The constitution and law provide for freedom of internal movement, foreign travel, emigration, and repatriation, and the government generally respected these rights.
In-country Movement: To receive government services, individuals changing place of residence within the country must transfer their civil registration to their new community and prove the legality of their new domicile through property ownership, a property rental agreement, or utility bills. Many individuals could not provide proof and thus lacked access to public services. Other citizens, particularly Roma and Balkan-Egyptians, lacked formal registration in the communities where they resided. The law does not prohibit their registration, but it was often difficult to complete. Many Roma and Balkan-Egyptians lacked the financial means to register, and many lacked the motivation to go through the process.
Abuse of Migrants, Refugees, and Stateless Persons: The Office of the UN High Commissioner for Refugees (UNHCR) reported a few cases of police intimidation and reluctance to accept requests for asylum.
Authorities often detained irregular migrants who entered the country, mostly at the country’s southern border with Greece; most of those who did not request asylum were deported to Greece within 24 hours. Migrants detained further inland could spend several weeks at the Karrec closed migrant detention facility awaiting deportation. UNHCR reported that conditions at the Karrec center were unsuitable, particularly for families and children. The government made efforts to avoid sending children there, placing them instead in the open migrant facility in Babrru. Karrec and Babrru centers faced funding constraints.
The government cooperated with UNHCR and other humanitarian organizations in providing protection and assistance to refugees, returning refugees, asylum seekers, stateless persons, and other persons of concern. Police allowed UNHCR, the Office of the Ombudsman, and the NGO Caritas to monitor the processing, detention, and deportation of some migrants.

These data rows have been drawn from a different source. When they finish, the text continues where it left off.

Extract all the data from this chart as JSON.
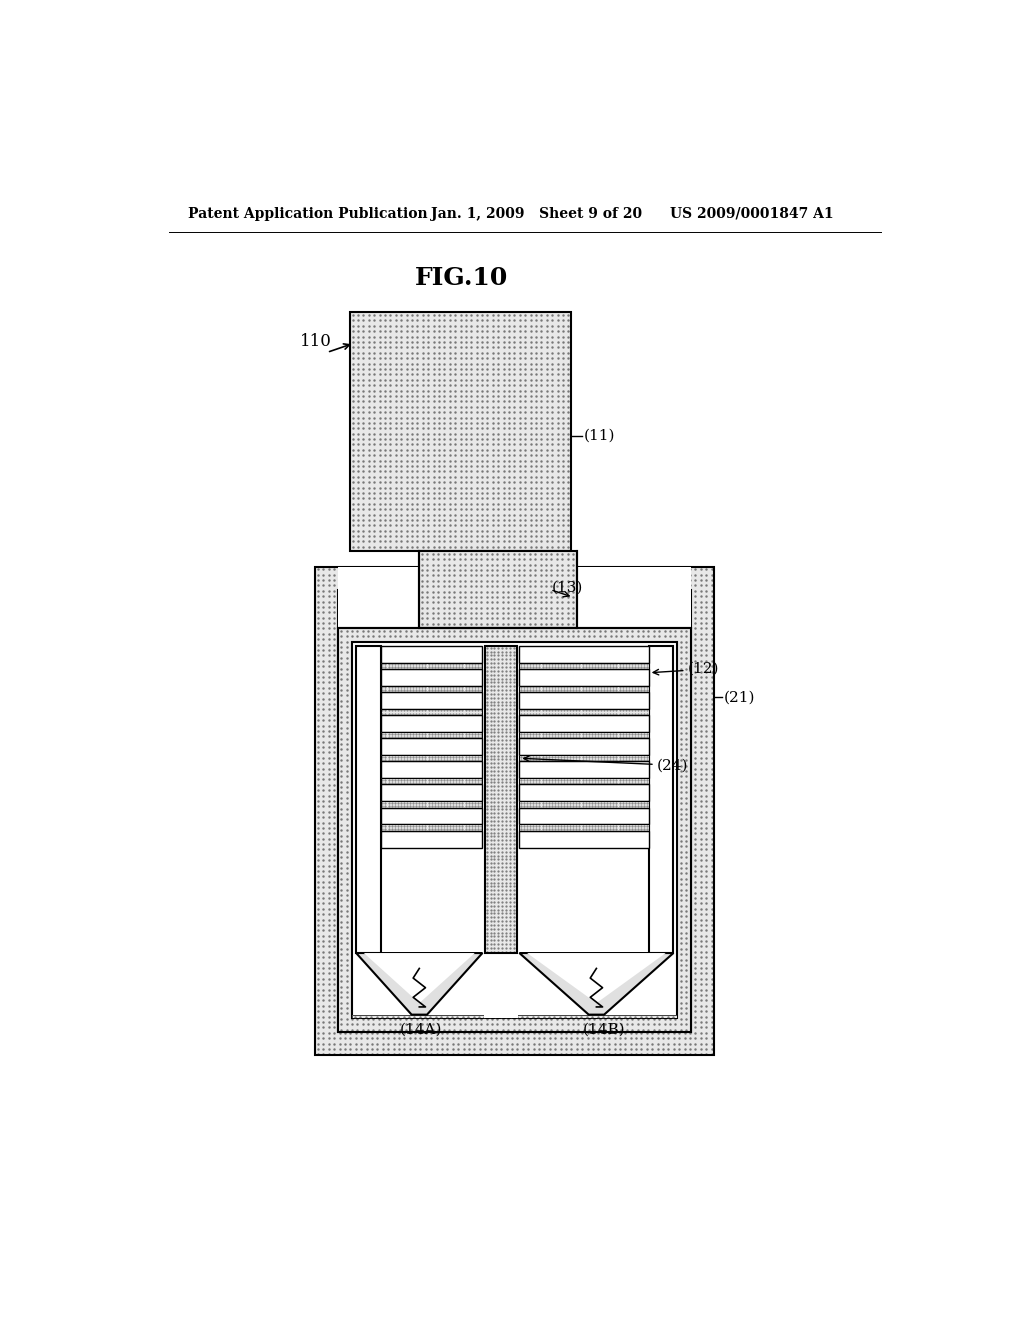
{
  "title": "FIG.10",
  "header_left": "Patent Application Publication",
  "header_mid": "Jan. 1, 2009   Sheet 9 of 20",
  "header_right": "US 2009/0001847 A1",
  "bg_color": "#ffffff",
  "stipple_color": "#d0d0d0",
  "white_fill": "#ffffff",
  "line_color": "#000000",
  "label_110": "110",
  "label_11": "(11)",
  "label_13": "(13)",
  "label_21": "(21)",
  "label_12": "(12)",
  "label_24": "(24)",
  "label_14A": "(14A)",
  "label_14B": "(14B)"
}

Access to Asylum: The law provides for granting asylum or refugee status, and the government has established a system for providing protection to refugees.
There were credible reports from NGOs, migrants, and asylum seekers that authorities did not follow due process procedures for some asylum seekers and that in other cases those seeking asylum did not have access to the social care and other services due to limited issuance of identification cards. UNHCR, Caritas, and the Office of the Ombudsman were critical of the government’s migrant screening and detention procedures. There were reports of border police pushing migrants back into Greece.
The law on asylum requires authorities to grant or deny asylum within 51 days of an applicant’s initial request. Under the law, asylum seekers cannot face criminal charges of illegal entry if they contact authorities within 10 days of their arrival in the country. UNHCR reported that the asylum system lacked effective monitoring.
Safe Country of Origin/Transit: The law prohibits individuals from safe countries of origin or transit from applying for asylum or refugee status. UNHCR reported, however, that no asylum requests had been refused based on the government’s list of safe countries, which included Greece.
Employment: While the law permits refugees to work, the limited issuance of refugee identification cards and work permits meant that few refugees had employment opportunities.
Access to Basic Services: The law provides refugees access to public services, including education, health care, housing, law enforcement, courts and judicial procedures, and legal assistance.
According to UNHCR statistics there were 1,031 persons in the country under the agency’s statelessness mandate at the end of 2018. The government does not have reliable data regarding the total number of stateless persons or persons at risk of statelessness in the country. State Police reported one stateless woman in the Karrec closed migrant detention facility. The law allows stateless persons to acquire Albanian citizenship under certain conditions, although there is no separate legislation that specifically addresses providing an opportunity for stateless persons to acquire citizenship.